Já na parte sul a acção não decorreu com tanto sucesso. Uma equipa vinda para terra à uma da manhã, comandada por um alferes guineense e encarregada de ocupar a estação emissora de rádio, não conseguiu chegar ao seu destino por falta de orientação. Sete outras equipas todavia cumpriram as suas missões no interior da cidade sem grande resistência, com a excepção da encontrada no quartel da Gendarmerie. Neste recontro foi destruída uma coluna de blindados. No palácio presidencial também não foi possível encontrar Sekou Touré.
Ainda outra equipa, a que fora dada ordem de ocupar o aeroporto e destruir os aviões de caça Mig que se deviam aí encontrar fracassou no seu intento. A caminho, um tenente guineense desertou, levando consigo vinte homens.(5) O comandante da equipa, um capitão pára-quedista europeu, prosseguiu no seu trajecto mas teve a surpresa de não encontrar no aeroporto os Migs, que dias antes haviam sido transferidos para outro local.

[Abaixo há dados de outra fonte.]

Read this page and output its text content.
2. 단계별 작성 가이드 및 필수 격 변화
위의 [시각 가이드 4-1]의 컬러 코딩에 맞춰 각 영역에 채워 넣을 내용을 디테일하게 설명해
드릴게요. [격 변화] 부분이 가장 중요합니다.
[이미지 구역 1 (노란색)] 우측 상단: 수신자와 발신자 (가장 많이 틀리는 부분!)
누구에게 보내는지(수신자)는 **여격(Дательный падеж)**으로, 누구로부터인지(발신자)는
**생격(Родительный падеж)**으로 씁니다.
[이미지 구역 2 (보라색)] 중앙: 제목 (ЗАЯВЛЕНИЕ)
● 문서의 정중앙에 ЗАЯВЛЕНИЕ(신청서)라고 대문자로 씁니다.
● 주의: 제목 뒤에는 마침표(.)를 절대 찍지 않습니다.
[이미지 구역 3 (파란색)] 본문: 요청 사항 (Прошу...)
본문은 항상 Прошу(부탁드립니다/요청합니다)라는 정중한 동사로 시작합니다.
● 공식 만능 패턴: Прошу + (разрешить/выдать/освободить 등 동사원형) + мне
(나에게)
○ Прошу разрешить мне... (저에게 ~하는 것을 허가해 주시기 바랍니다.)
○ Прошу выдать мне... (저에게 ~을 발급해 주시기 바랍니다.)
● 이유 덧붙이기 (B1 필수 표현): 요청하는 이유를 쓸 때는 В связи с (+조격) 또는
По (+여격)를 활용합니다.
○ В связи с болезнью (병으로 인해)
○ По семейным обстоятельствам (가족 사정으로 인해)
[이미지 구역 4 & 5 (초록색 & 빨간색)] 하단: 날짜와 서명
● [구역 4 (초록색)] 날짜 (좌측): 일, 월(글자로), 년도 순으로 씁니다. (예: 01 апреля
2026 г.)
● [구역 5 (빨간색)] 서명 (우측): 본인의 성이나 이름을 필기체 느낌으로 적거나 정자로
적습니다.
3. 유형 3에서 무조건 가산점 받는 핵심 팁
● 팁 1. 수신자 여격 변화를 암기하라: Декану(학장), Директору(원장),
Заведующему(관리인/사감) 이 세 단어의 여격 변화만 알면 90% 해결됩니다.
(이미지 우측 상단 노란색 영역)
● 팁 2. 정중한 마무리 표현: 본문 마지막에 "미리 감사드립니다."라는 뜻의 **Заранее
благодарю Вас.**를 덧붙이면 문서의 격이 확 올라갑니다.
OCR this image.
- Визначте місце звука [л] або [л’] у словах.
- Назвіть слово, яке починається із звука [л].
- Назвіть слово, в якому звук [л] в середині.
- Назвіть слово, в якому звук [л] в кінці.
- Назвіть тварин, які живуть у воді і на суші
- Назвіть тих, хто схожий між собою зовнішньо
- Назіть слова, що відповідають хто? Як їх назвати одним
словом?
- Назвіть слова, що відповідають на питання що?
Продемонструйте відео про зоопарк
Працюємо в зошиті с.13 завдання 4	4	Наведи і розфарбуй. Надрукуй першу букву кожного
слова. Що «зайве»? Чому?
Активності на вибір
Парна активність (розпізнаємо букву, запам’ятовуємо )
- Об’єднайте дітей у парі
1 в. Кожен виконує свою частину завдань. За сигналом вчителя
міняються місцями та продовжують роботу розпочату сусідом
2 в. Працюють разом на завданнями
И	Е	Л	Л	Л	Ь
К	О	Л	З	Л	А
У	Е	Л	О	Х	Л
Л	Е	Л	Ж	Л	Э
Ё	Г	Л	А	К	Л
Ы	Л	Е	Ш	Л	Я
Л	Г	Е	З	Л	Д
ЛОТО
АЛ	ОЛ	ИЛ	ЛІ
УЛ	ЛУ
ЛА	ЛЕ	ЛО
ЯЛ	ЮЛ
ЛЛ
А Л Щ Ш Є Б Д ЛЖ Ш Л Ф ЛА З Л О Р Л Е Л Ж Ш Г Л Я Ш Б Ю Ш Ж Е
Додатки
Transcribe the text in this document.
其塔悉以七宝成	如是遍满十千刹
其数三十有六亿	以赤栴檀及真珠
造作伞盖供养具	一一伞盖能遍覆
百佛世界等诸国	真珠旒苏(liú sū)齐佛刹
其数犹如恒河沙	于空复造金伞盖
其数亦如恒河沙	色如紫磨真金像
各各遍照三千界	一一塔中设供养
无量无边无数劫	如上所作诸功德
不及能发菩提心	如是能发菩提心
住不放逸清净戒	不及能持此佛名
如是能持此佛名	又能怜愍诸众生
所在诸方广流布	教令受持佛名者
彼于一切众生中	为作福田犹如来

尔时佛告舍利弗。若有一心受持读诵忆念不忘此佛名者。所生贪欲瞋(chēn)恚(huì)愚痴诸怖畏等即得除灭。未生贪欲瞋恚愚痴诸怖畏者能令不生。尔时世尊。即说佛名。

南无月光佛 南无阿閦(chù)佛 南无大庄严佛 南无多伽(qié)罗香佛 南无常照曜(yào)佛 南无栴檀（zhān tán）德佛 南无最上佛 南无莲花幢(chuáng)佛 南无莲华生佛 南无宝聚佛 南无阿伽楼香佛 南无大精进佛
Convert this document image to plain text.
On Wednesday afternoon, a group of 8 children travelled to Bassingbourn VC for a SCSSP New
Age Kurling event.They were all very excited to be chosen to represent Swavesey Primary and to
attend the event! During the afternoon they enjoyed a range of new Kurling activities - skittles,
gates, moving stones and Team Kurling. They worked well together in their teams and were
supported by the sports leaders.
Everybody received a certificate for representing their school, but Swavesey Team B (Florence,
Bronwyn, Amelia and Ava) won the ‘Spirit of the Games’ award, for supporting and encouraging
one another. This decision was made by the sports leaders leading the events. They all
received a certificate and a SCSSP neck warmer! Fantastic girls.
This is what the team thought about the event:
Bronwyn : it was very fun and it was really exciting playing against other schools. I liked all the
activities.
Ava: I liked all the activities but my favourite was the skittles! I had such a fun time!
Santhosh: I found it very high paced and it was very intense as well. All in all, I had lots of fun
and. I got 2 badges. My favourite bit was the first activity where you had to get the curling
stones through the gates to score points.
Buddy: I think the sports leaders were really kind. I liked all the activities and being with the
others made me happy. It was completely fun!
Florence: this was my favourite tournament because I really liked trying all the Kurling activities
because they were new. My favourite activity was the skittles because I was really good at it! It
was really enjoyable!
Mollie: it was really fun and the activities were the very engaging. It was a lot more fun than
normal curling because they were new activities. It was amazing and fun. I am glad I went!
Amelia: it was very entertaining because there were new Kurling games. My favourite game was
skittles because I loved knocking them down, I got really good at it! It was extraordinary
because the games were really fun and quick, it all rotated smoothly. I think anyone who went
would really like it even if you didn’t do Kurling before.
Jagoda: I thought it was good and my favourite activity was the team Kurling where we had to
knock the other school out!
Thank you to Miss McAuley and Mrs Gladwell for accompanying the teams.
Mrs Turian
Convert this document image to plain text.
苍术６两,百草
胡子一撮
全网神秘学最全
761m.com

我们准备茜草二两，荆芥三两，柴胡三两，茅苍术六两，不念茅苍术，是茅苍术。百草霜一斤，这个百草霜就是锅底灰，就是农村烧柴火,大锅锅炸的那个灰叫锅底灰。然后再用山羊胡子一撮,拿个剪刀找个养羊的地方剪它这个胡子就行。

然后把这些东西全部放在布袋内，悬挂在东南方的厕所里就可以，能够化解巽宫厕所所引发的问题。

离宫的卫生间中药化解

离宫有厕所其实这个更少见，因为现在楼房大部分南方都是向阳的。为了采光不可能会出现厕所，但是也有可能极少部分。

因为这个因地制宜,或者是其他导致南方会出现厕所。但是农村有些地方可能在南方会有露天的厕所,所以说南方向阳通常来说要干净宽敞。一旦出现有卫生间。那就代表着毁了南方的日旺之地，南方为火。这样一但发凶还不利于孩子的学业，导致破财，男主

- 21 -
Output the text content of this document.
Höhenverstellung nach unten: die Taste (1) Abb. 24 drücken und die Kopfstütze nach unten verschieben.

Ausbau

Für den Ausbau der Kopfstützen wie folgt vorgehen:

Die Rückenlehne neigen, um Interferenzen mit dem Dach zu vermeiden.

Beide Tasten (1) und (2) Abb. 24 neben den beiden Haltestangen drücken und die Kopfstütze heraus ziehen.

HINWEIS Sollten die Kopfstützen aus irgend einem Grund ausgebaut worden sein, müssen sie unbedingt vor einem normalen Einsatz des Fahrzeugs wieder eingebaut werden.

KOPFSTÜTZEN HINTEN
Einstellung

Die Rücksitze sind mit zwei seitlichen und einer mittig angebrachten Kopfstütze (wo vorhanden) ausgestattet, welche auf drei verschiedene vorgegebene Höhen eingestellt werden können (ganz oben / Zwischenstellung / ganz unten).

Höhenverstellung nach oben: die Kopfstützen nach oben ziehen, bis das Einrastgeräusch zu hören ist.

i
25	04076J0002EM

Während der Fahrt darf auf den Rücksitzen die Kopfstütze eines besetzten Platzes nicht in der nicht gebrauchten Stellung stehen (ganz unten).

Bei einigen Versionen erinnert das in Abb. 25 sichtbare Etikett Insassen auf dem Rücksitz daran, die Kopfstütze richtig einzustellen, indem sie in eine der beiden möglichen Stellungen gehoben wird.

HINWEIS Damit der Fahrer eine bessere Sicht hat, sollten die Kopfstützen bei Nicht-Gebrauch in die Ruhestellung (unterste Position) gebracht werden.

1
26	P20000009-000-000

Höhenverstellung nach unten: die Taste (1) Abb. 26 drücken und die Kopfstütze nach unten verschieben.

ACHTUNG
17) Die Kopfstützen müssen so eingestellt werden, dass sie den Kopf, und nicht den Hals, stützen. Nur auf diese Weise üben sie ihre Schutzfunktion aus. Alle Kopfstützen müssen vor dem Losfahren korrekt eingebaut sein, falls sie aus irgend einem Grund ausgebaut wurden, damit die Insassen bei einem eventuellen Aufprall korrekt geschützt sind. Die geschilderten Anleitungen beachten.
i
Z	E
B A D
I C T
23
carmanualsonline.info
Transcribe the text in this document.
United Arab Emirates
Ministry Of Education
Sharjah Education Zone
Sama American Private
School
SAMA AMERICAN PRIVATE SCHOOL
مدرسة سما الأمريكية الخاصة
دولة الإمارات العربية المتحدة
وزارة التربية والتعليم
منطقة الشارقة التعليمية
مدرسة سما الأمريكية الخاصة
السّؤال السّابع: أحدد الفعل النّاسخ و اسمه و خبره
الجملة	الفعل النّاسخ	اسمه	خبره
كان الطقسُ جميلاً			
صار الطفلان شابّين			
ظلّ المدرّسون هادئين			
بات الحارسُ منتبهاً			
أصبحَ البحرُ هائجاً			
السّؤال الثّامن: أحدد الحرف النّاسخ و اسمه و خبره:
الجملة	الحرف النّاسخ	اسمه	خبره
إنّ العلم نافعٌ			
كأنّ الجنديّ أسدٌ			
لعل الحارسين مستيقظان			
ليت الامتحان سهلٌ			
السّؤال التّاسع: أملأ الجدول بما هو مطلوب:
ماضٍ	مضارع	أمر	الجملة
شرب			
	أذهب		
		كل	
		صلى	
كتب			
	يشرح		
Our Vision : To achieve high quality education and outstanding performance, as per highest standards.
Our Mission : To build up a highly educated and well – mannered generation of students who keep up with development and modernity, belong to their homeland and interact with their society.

O propósito inicial de Alpoim Galvão era de permanecer em Conakry até que o governo de Sekou Touré fosse derrubado. Considerando contudo que como os Migs não tinham sido destruídos, o que poderia constituir um grave perigo para as suas embarcações, decidiu-se por uma rápida retirada. Aliás soube-se mais tarde que os aparelhos não estavam operacionais, dada a falta de preparação dos seus pilotos. Desanimou-o também a constatação de que o FLNG não reunia as condições para um eficaz apoio popular na sua tentativa de subir ao poder.
A partida de Conakry teve lugar já depois do nascer do sol e o regresso a Bissau processou-se sem obstáculos de maior, embora tivessem sido feitos quatro tiros de morteiro em direcção a uma das lanchas. A flotilha aportou à ilha de Soga no dia seguinte, a meio da tarde.
A meticulosidade com que a Operação "Mar Verde" foi planeada e executada revelou-se verdadeiramente notável ao nível militar. As vedetas foram postas fora de combate, várias instalações do PAOGC inutilizadas e os prisioneiros portugueses libertados. O custo humano orçou apenas por três mortos e três feridos graves. No plano político resultou no entanto num estrondoso fracasso. Sekou Touré continuou no poder e Amílcar Cabral não foi aprisionado ou abatido, como seria decerto o secreto desejo de muitos.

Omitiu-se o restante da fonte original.